The school did not respond when asked to verify its contact tracing policy when it comes to classrooms.

In response to a public letter from Newton Mayor Ruthanne Fuller, sent to the school on Saturday, BC has agreed to work with Newton and Boston’s health and human services departments to expand contact tracing. Fuller has also asked BC not to open any additional quarantine or isolation facilities off campus.

“We see what's happening on the Boston College campus, and it's impacting the health of our residents and the health of our city and our ability to do such important things such as reopen our public schools,” Fuller said in an interview. “We're also trying to get our residents back to work and our restaurants and retailers and other businesses back on their feet, and that all interacts with having a very quiet amount of COVID-19. It's anything but quiet on the Boston College campus right now.”

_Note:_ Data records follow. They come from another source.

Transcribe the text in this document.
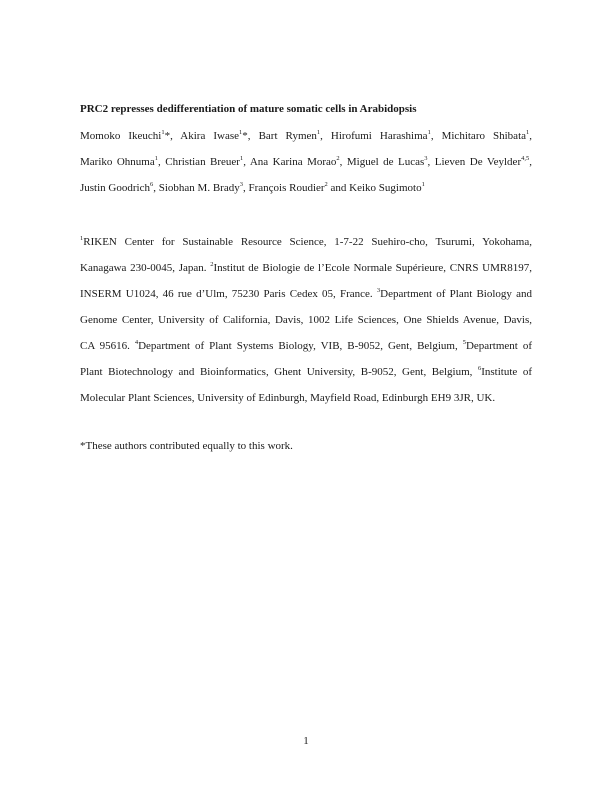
PRC2 represses dedifferentiation of mature somatic cells in Arabidopsis
Momoko Ikeuchi$^1$*, Akira Iwase$^1$*, Bart Rymen$^1$, Hirofumi Harashima$^1$, Michitaro Shibata$^1$,
Mariko Ohnuma$^1$, Christian Breuer$^1$, Ana Karina Morao$^2$, Miguel de Lucas$^3$, Lieven De Veylder$^{4,5}$,
Justin Goodrich$^6$, Siobhan M. Brady$^3$, François Roudier$^2$ and Keiko Sugimoto$^1$
$^1$RIKEN Center for Sustainable Resource Science, 1-7-22 Suehiro-cho, Tsurumi, Yokohama,
Kanagawa 230-0045, Japan. $^2$Institut de Biologie de l’Ecole Normale Supérieure, CNRS UMR8197,
INSERM U1024, 46 rue d’Ulm, 75230 Paris Cedex 05, France. $^3$Department of Plant Biology and
Genome Center, University of California, Davis, 1002 Life Sciences, One Shields Avenue, Davis,
CA 95616. $^4$Department of Plant Systems Biology, VIB, B-9052, Gent, Belgium, $^5$Department of
Plant Biotechnology and Bioinformatics, Ghent University, B-9052, Gent, Belgium, $^6$Institute of
Molecular Plant Sciences, University of Edinburgh, Mayfield Road, Edinburgh EH9 3JR, UK.
*These authors contributed equally to this work.
1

Senior Hollie Watts says she was “thrilled” to see Fuller’s letter, which she hopes will improve the testing process on campus.

“The thing is, they're testing the people that have symptoms and trying to do a bit of contact tracing,” Watts said in an interview. “But it’s disturbing to think about what happens if one person has a false negative. … How many times does that happen? To what extent is COVID-19 actually in our student body? You just don’t want to think about it.”

As an international student, Watts says she can only attend school by living on campus, where she shares a suite with five roommates and regularly finds herself in close contact with other students in common areas like the library or dining hall.

“It’s kind of a recipe for disaster for the people on this campus and living in close quarters,” Watts said. “They're saying all these things, but then there's no enforcement of it.”

In July, a group of Resident Assistants wrote a “letter of concern” to the school’s residential life office, asking to be given additional resources including PPE, financial compensation, and clarification of policies including enforcement of social distancing in the dorms. “RAs should not be expected to put their health and lives at increased risk during a global pandemic as frontline responders in these circumstances without increased support and compensation from the University,” the letter, signed by more than 50 RAs, reads.

In a July 6 email to students, Provost and Dean of Faculties David Quigley said that the university will test “students and staff in high-contact positions, such as Resident Assistants” on a “weekly basis.” In a follow-up email to RAs, Vice President of Residential Life George Arey confirmed that these weekly tests would take place “to check for the asymptomatic presence of the coronavirus.”

Despite these emails, a student RA who asked to remain anonymous out of fear of losing his position told GBH News he has only been allowed one test since the start of the semester.

“We got to school for training week, and that’s when we found out we were not going to be tested weekly,” he said, describing weekly testing as the “bare minimum” for a university’s COVID policies. “I was pissed, I think we all were. We were lied to, and out of the loop completely,” this RA said. “I never signed up to risk my life to be an RA."

BC spokesman Dunn didn’t respond to the RA’s specific complaint, but said in an email to GBH that all BC students have been tested “at least” once since the start of the semester. “All students working as RAs and in Dining Services received an email today to be tested this week, as scheduled.”

Correction: An earlier version of this article misstated the number of students enrolled at Boston College. This story has been updated to include the number of BC students currently on campus.